It is certainly some evidence of vanity, if a man multiplies copies of a picture or a statue of himself. But vanity (as I have said) is not selfishness, and multiplying copies of oneself is a very different thing from multiplying pictures or statues of oneself. If a man happens to have ten sons who are all extremely like him, that is not the slightest reason to believe that he is selfish. If anything, it is some faint evidence that he is not. At any rate, it is well known that selfishness is something which often deters people from having any children at all.

Viruses have a strong tendency to self-replication: but what would we think of a virologist who, on that account, insisted on calling viruses "selfish"? Well, this virologist, unlike someone who said that Bach's creation of his scholarships was selfish, would not be making moral mischief. But he would be deliberately making intellectual mischief, in two ways. First, by applying a term of opprobrium to behaviour which, since it is the behavior of viruses, cannot intelligibly be made the subject of either opprobrium or praise. Second, by saying something which, even apart from all questions of praise or blame, does not make sense, and which he know does not make sense.

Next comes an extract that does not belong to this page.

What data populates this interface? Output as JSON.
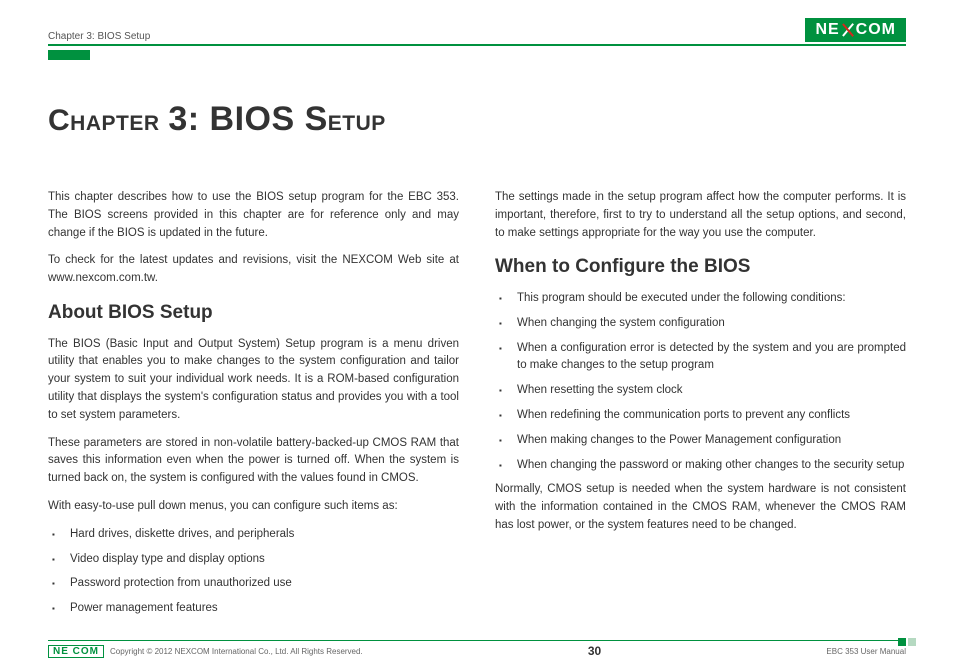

Viruses not only are not selfish: they could not be. It makes no sense to say of a virus that it is selfish, any more than to say of a virus that it is (for example) studious, or shy. You could just as intelligibly describe an electron as being slatternly, a triangle as being scholarly, or a number as being sex mad. And this is a fact which could not fail to be known to anyone educated enough to know what the words "virus" and "selfish" respectively mean: a condition which is sure to be satisfied by anyone educated enough to be a virologist. So any virologist who insisted on calling viruses "selfish" would be insisting on saying something which he himself knows does not make sense. And if this is not deliberately making intellectual mischief, it will do as an example until the real thing comes along.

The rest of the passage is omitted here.